You can view the lyrics, alternate interprations and sheet music for The Friends Of Distinction's Grazing In the Grass at Lyrics.org.

Meanwhile, The Friends of Distinction were an R&B act from L.A. who were briefly around circa the early 1970s. Their debut single was a cover of Grazing in the Grass, though with lyrics written by Harry Elston, who was one of the founding members of the group. And this song likewise proved to be The Friends of Distinction’s biggest hit, as it peaked at number 3 on the Hot 100 and was eventually certified gold by the RIAA in June of 1969, which back then meant that it sold at least a million copies stateside. And to note, according to Genius this track was released in May of 1969. So by the looks of things, it sold that many copies in only about a month.

Facts about this Track

The release of The Friends of Distinction’s Grazing in the Grass was backed by RCA Victor (the label that later went on to become RCA Records).

The project this song is derived from, i.e. The Friends of Distinction’s debut album was itself titled Grazin’. And this is also the opening track on its playlist.

Besides Harry Elston, the other Friends of Distinction at the time were Barbara Jean Love, Floyd Butler (1937-1990) and Jessica Cleaves (1948-2014), all of whom acted as vocalist. As such, the instrumental on this track was actually rendered by a full orchestra. And just as a side note, Jessica Cleaves, who eventually passed away at the age of  65, went on to have the most-notably career amongst her former bandmates, as later down the line she also ran with Earth, Wind & Fire and Parliament Funkadelic.

This track was produced by one John Florez.

As an interesting side note, The Friends of Distinction were discovered and managed by NFL legend Jim Brown (1936-2023).

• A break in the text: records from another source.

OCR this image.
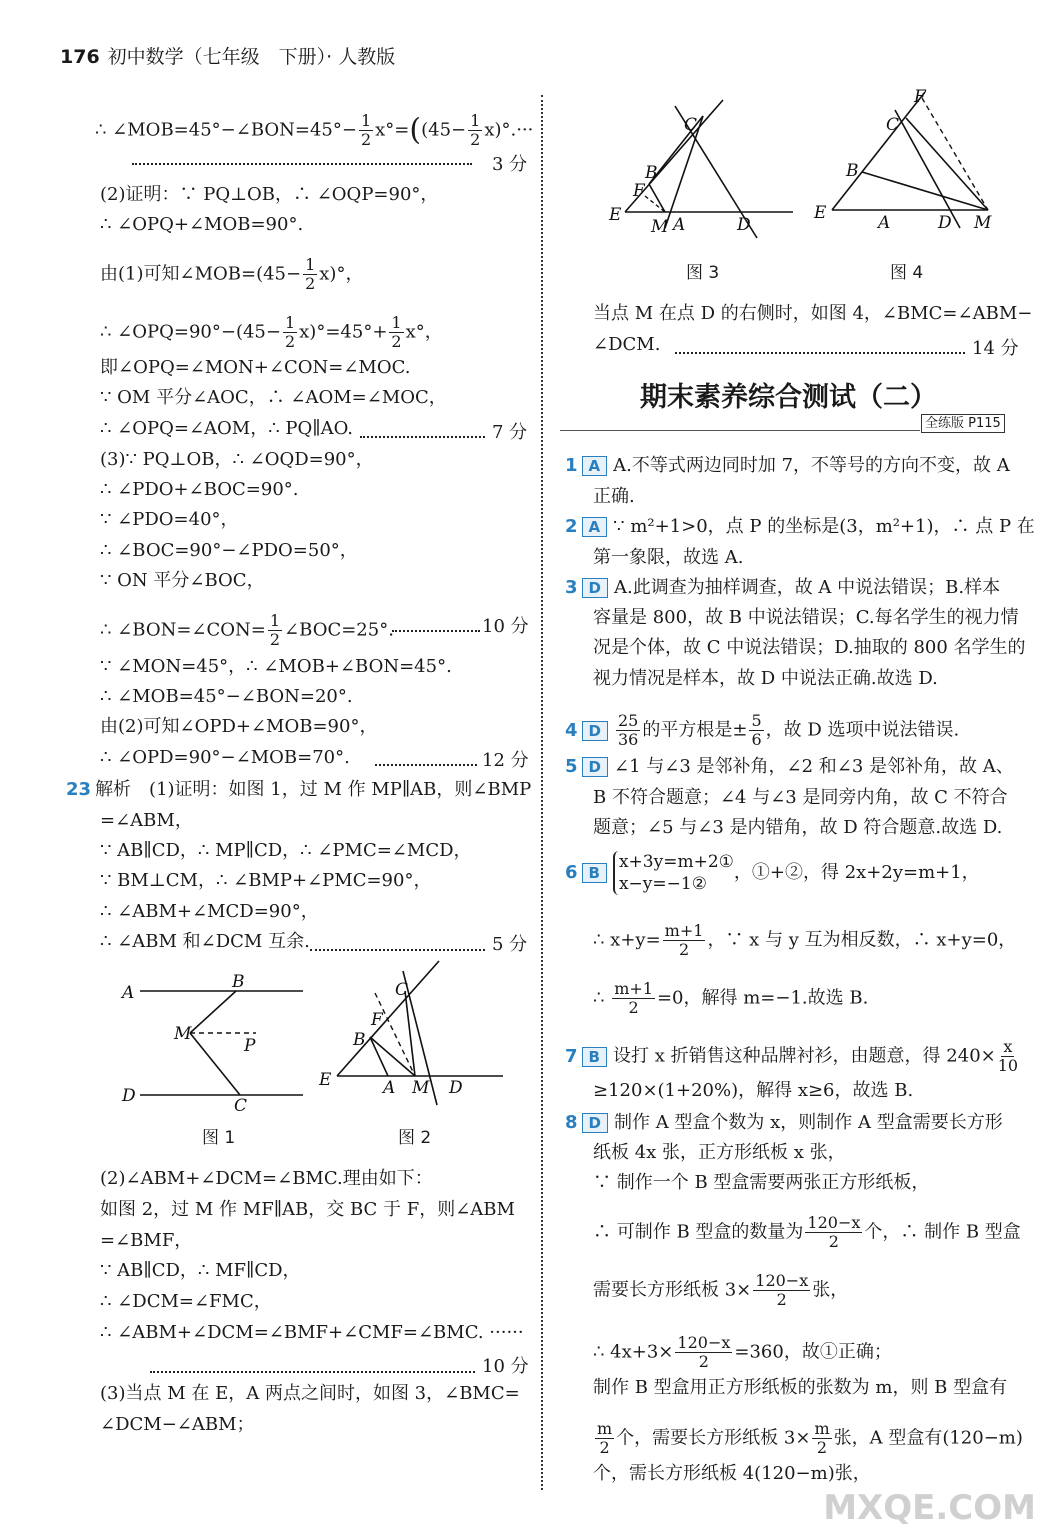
176 初中数学（七年级　下册）· 人教版
∴ ∠MOB=45°−∠BON=45°− $\frac{1}{2} x^\circ=((45- \frac{1}{2} x)^\circ.\cdot\cdot\cdot$
3 分
(2)证明：∵ PQ⊥OB，∴ ∠OQP=90°，
∴ ∠OPQ+∠MOB=90°.
由(1)可知∠MOB=(45− $\frac{1}{2} x)^\circ$，
∴ ∠OPQ=90°−(45− $\frac{1}{2} x)^\circ=45^\circ+ \frac{1}{2} x^\circ$，
即∠OPQ=∠MON+∠CON=∠MOC.
∵ OM 平分∠AOC，∴ ∠AOM=∠MOC，
∴ ∠OPQ=∠AOM，∴ PQ∥AO.	7 分
(3)∵ PQ⊥OB，∴ ∠OQD=90°，
∴ ∠PDO+∠BOC=90°.
∵ ∠PDO=40°，
∴ ∠BOC=90°−∠PDO=50°，
∵ ON 平分∠BOC，
∴ ∠BON=∠CON= $\frac{1}{2}$ ∠BOC=25°.	10 分
∵ ∠MON=45°，∴ ∠MOB+∠BON=45°.
∴ ∠MOB=45°−∠BON=20°.
由(2)可知∠OPD+∠MOB=90°，
∴ ∠OPD=90°−∠MOB=70°.	12 分
23 解析　(1)证明：如图 1，过 M 作 MP∥AB，则∠BMP
=∠ABM，
∵ AB∥CD，∴ MP∥CD，∴ ∠PMC=∠MCD，
∵ BM⊥CM，∴ ∠BMP+∠PMC=90°，
∴ ∠ABM+∠MCD=90°，
∴ ∠ABM 和∠DCM 互余.	5 分
A
B
M
P
D	C
图 1
C
F
B
E	A M D
图 2
(2)∠ABM+∠DCM=∠BMC.理由如下：
如图 2，过 M 作 MF∥AB，交 BC 于 F，则∠ABM
=∠BMF，
∵ AB∥CD，∴ MF∥CD，
∴ ∠DCM=∠FMC，
∴ ∠ABM+∠DCM=∠BMF+∠CMF=∠BMC. ······
10 分
(3)当点 M 在 E，A 两点之间时，如图 3，∠BMC=
∠DCM−∠ABM；
C
B
F
E
M A	D
图 3
F
C
B
E	A	D M
图 4
当点 M 在点 D 的右侧时，如图 4，∠BMC=∠ABM−
∠DCM.	14 分
期末素养综合测试（二）
全练版 P115
1 A A.不等式两边同时加 7，不等号的方向不变，故 A
正确.
2 A ∵ m²+1>0，点 P 的坐标是(3，m²+1)，∴ 点 P 在
第一象限，故选 A.
3 D A.此调查为抽样调查，故 A 中说法错误；B.样本
容量是 800，故 B 中说法错误；C.每名学生的视力情
况是个体，故 C 中说法错误；D.抽取的 800 名学生的
视力情况是样本，故 D 中说法正确.故选 D.
4 D $\frac{25}{36}$ 的平方根是± $\frac{5}{6}$ ，故 D 选项中说法错误.
5 D ∠1 与∠3 是邻补角，∠2 和∠3 是邻补角，故 A、
B 不符合题意；∠4 与∠3 是同旁内角，故 C 不符合
题意；∠5 与∠3 是内错角，故 D 符合题意.故选 D.
6 B
x+3y=m+2①
x−y=−1②
，①+②，得 2x+2y=m+1，
∴ $x+y= \frac{m+1}{2}$ ，∵ x 与 y 互为相反数，∴ x+y=0，
∴ $\frac{m+1}{2} =0$，解得 m=−1.故选 B.
7 B 设打 x 折销售这种品牌衬衫，由题意，得 $240\times \frac{x}{10}$
≥120×(1+20%)，解得 x≥6，故选 B.
8 D 制作 A 型盒个数为 x，则制作 A 型盒需要长方形
纸板 4x 张，正方形纸板 x 张，
∵ 制作一个 B 型盒需要两张正方形纸板，
∴ 可制作 B 型盒的数量为 $\frac{120-x}{2}$ 个，∴ 制作 B 型盒
需要长方形纸板 $3\times \frac{120-x}{2}$ 张，
∴ $4x+3\times \frac{120-x}{2} =360$，故①正确；
制作 B 型盒用正方形纸板的张数为 m，则 B 型盒有
$\frac{m}{2}$ 个，需要长方形纸板 $3\times \frac{m}{2}$ 张，A 型盒有(120−m)
个，需长方形纸板 4(120−m)张，
MXQE.COM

A few artists have covered this song in more recent times, most notable in that regard being Raven-Symoné, who did so in conjunction with a 2004 Disney outing titled The Lion King 1½.

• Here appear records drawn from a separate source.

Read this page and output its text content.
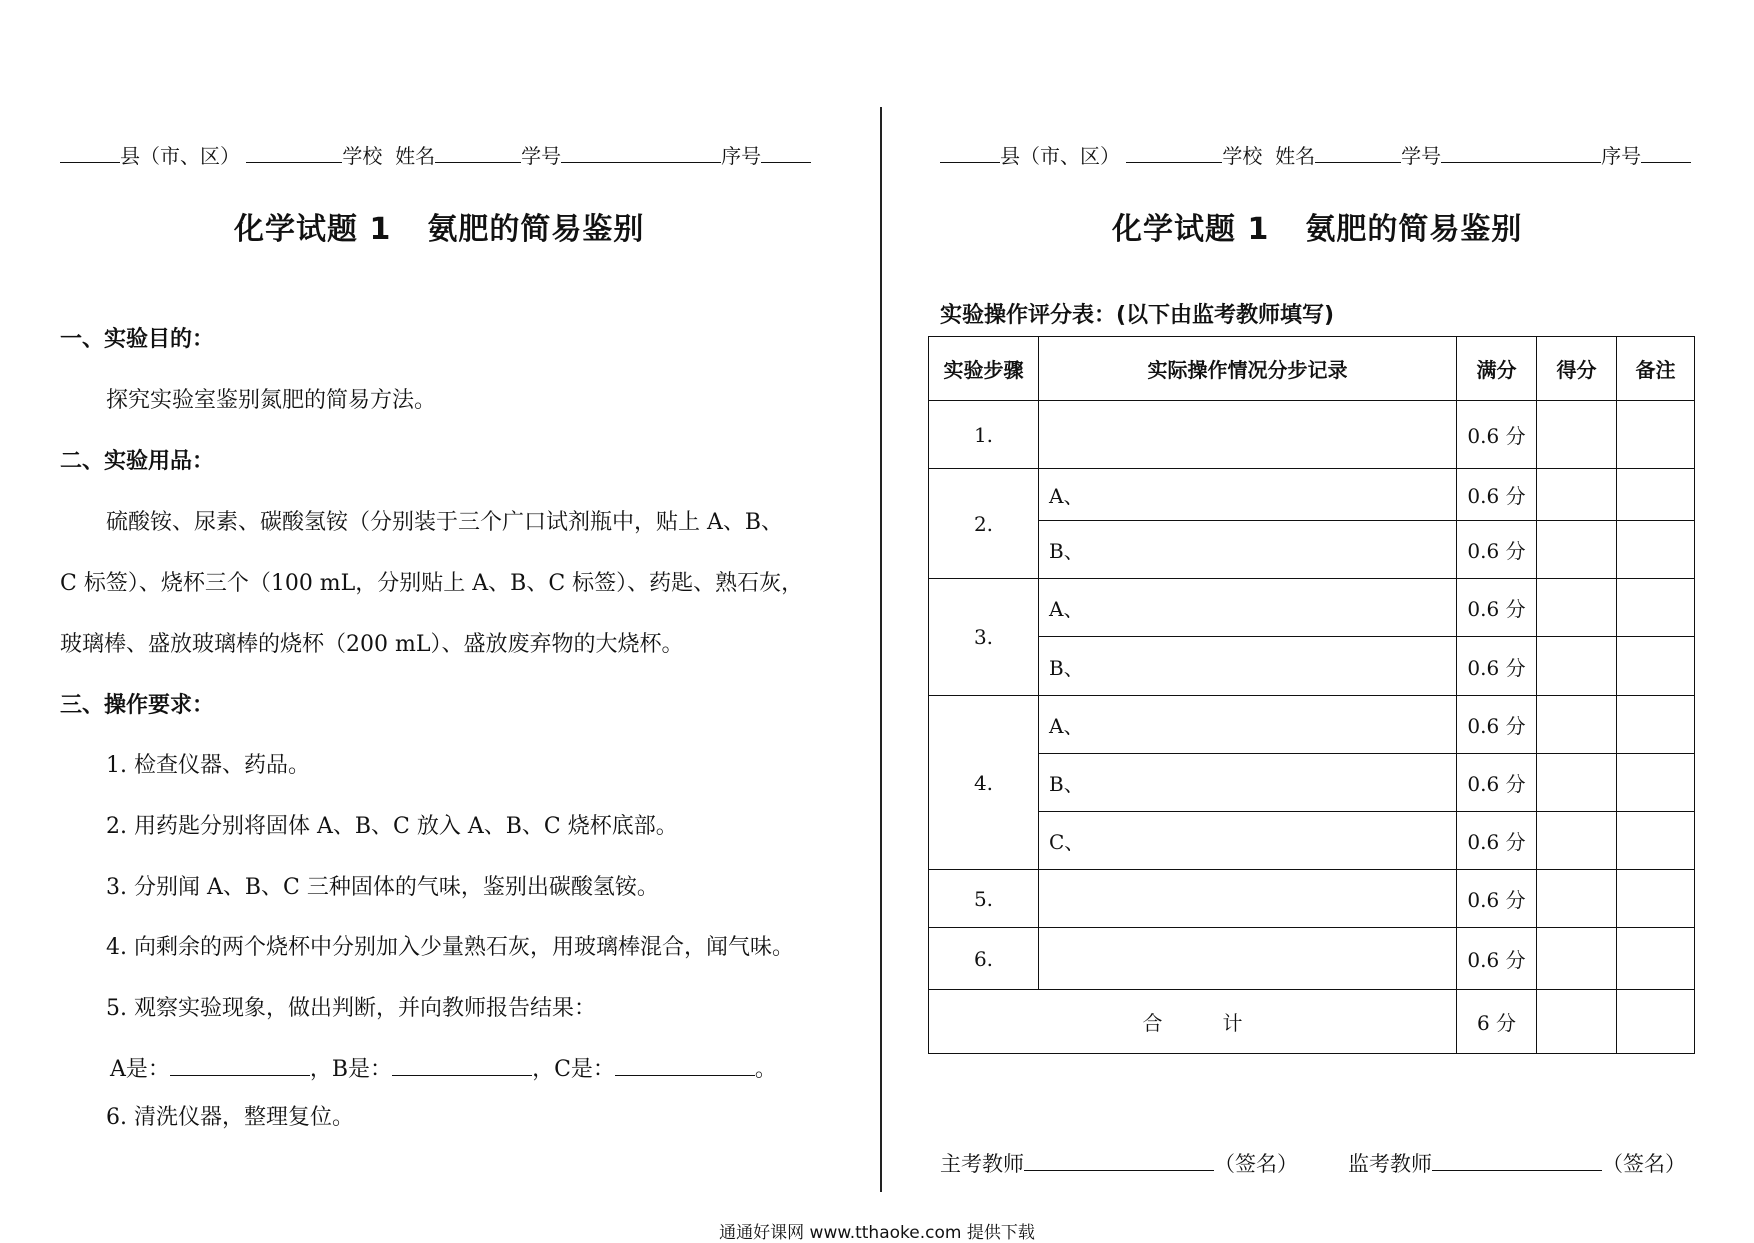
县（市、区）	学校 姓名	学号	序号
化学试题 1 氨肥的简易鉴别
一、实验目的：
探究实验室鉴别氮肥的简易方法。
二、实验用品：
硫酸铵、尿素、碳酸氢铵（分别装于三个广口试剂瓶中，贴上 A、B、
C 标签）、烧杯三个（100 mL，分别贴上 A、B、C 标签）、药匙、熟石灰，
玻璃棒、盛放玻璃棒的烧杯（200 mL）、盛放废弃物的大烧杯。
三、操作要求：
1. 检查仪器、药品。
2. 用药匙分别将固体 A、B、C 放入 A、B、C 烧杯底部。
3. 分别闻 A、B、C 三种固体的气味，鉴别出碳酸氢铵。
4. 向剩余的两个烧杯中分别加入少量熟石灰，用玻璃棒混合，闻气味。
5. 观察实验现象，做出判断，并向教师报告结果：
A是：	，B是：	，C是：	。
6. 清洗仪器，整理复位。
县（市、区）	学校 姓名	学号	序号
化学试题 1 氨肥的简易鉴别
实验操作评分表：(以下由监考教师填写)
实验步骤	实际操作情况分步记录	满分	得分	备注
1.		0.6 分		
2.	A、	0.6 分		
	B、	0.6 分		
3.	A、	0.6 分		
	B、	0.6 分		
4.	A、	0.6 分		
	B、	0.6 分		
	C、	0.6 分		
5.		0.6 分		
6.		0.6 分		
合　　　计		6 分		
主考教师	（签名） 监考教师	（签名）
通通好课网 www.tthaoke.com 提供下载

Besides being credited as the co-writer (alongside Philemon Hou) of his group’s version of Grazing in the Grass, Harry Elston also acted as the song’s lead vocalist.

The Lyrics

It’s easy to presume, with our 21st century sensibilities, that the way the vocalist goes about describing the practice of “grazing in the grass” may be a metaphor pointing to a marijuana high, as even prior to the 1960s, cannabis was known (in musical circles) as “grass”. Furthermore, as far as the release of this track goes, this is the late-1960s we’re talking about. But as the lyrics progress, it becomes increasingly obvious that Harry is indeed singing about feeling uplifted due to being in what reads like a naturally-beautiful field.

Whether or not the vocalist is on any substances at the time isn’t something that we as listeners can ascertain. But Elston and his distinct friends appear to be genuinely biggin’ up by the act of grazing, i.e. chillin’, “in the grass”.

As presented, doing so affords one the opportunity to enjoy some of the simple pleasures and sights that nature has to offer. And with that in mind, remember that The Friends of Distinction were in fact from Los Angeles, one of the biggest urban centers in the world. So Harry – who grew up in San Diego, which is another major city – probably had a greater appreciation for nature than, say, someone who was raised in a rural environment.